Bruno Beschizza, secrétaire national de l'UMP, tente lui de défendre ces "privilèges" : « La nature des fonctions ministérielles fait que ces escortes sont nécessaires. Si on en prend une pour rejoindre un avion officiel où plusieurs ministres doivent se rendre très rapidement à une réunion programmée, parce que leur journée fait que… ça ne me choque pas ».

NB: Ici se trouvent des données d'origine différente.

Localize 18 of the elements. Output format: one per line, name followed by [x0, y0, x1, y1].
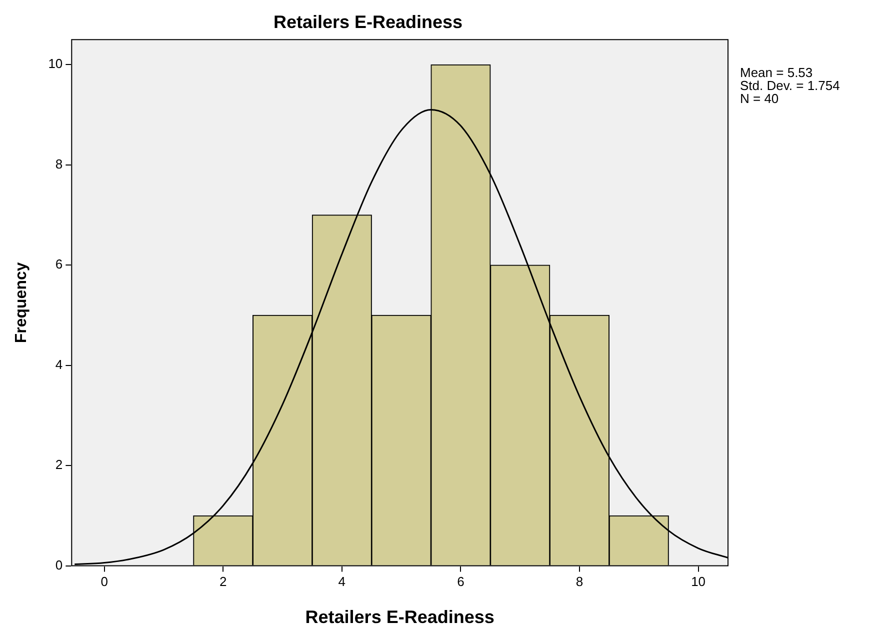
x-tick-label: 10 — [691, 574, 706, 590]
y-tick-label: 10 — [48, 56, 63, 72]
x-tick-label: 6 — [457, 574, 464, 590]
x-tick-label: 0 — [100, 574, 108, 590]
text: N = 40 — [740, 91, 780, 106]
x-tick-label: 2 — [220, 574, 227, 590]
y-tick-label: 4 — [55, 356, 63, 372]
y-tick-label: 2 — [55, 457, 63, 472]
y-tick-label: 6 — [55, 256, 63, 272]
text: Std. Dev. = 1.754 — [740, 78, 840, 93]
y-tick-label: 0 — [55, 557, 63, 572]
chart-title: Retailers E-Readiness — [273, 12, 463, 32]
text: Mean = 5.53 — [740, 65, 814, 80]
x-axis-title: Retailers E-Readiness — [305, 607, 494, 628]
x-tick-label: 4 — [338, 574, 346, 590]
y-axis-title: Frequency — [13, 262, 30, 344]
y-tick-label: 8 — [55, 156, 63, 172]
x-tick-label: 8 — [576, 574, 584, 590]
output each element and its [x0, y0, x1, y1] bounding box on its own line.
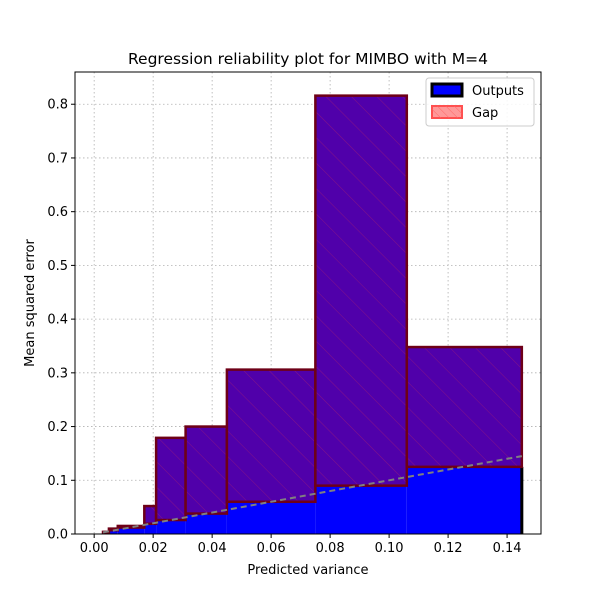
x-tick-label: 0.14 — [493, 541, 522, 556]
y-axis-label: Mean squared error — [23, 239, 38, 367]
y-axis-ticks: 0.0 0.1 0.2 0.3 0.4 0.5 0.6 0.7 0.8 — [47, 98, 75, 543]
output-bar — [226, 501, 316, 534]
gap-bars — [101, 94, 524, 534]
plot-frame — [74, 71, 542, 535]
output-bar — [315, 485, 407, 534]
legend-swatch-outputs — [430, 82, 464, 98]
y-tick-label: 0.1 — [47, 474, 68, 489]
output-bar — [185, 513, 227, 534]
y-tick-label: 0.5 — [47, 259, 68, 274]
gap-bar-hatch — [226, 369, 316, 502]
x-tick-label: 0.08 — [316, 541, 345, 556]
y-tick-label: 0.6 — [47, 205, 68, 220]
y-tick-label: 0.3 — [47, 366, 68, 381]
gap-bar-hatch — [185, 426, 227, 514]
x-axis-label: Predicted variance — [247, 563, 368, 578]
x-tick-label: 0.10 — [375, 541, 404, 556]
y-tick-label: 0.2 — [47, 420, 68, 435]
y-tick-label: 0.7 — [47, 151, 68, 166]
x-tick-label: 0.04 — [198, 541, 227, 556]
y-tick-label: 0.8 — [47, 98, 68, 113]
x-tick-label: 0.06 — [257, 541, 286, 556]
chart-title: Regression reliability plot for MIMBO wi… — [128, 50, 488, 68]
diagonal-line — [102, 455, 523, 534]
gap-bar-hatch — [156, 437, 186, 521]
gap-bar-hatch — [406, 347, 522, 467]
y-tick-label: 0.0 — [47, 528, 68, 543]
x-tick-label: 0.00 — [80, 541, 109, 556]
gap-bar-edge — [116, 524, 146, 529]
perfect-calibration-line — [102, 455, 523, 534]
legend-label-gap: Gap — [472, 106, 498, 121]
x-axis-ticks: 0.00 0.02 0.04 0.06 0.08 0.10 0.12 0.14 — [80, 534, 522, 556]
output-bar — [406, 466, 522, 534]
gap-bar-hatch — [315, 95, 407, 486]
gap-bar-edge — [405, 345, 524, 469]
outputs-bars — [103, 466, 524, 534]
x-tick-label: 0.12 — [434, 541, 463, 556]
output-bar — [144, 523, 157, 534]
legend-label-outputs: Outputs — [472, 84, 524, 99]
legend: Outputs Gap — [425, 77, 535, 127]
output-bar — [108, 530, 118, 534]
y-tick-label: 0.4 — [47, 313, 68, 328]
legend-swatch-gap-hatch — [432, 106, 462, 118]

Jacques Chirac avait annoncé, après son élection en 1995, que les sirènes et les gyrophares seraient supprimés sur les véhicules des ministres, et que les voitures officielles s'arrêteraient au feu rouge. Cela aura duré très peu de temps. Rappelons que commettre un excès de vitesse, brûler un feu, c'est autorisé, mais uniquement en cas de mission d'urgence, avec utilisation d'avertisseurs lumineux et sonores et sans mettre la vie d'autrui en danger.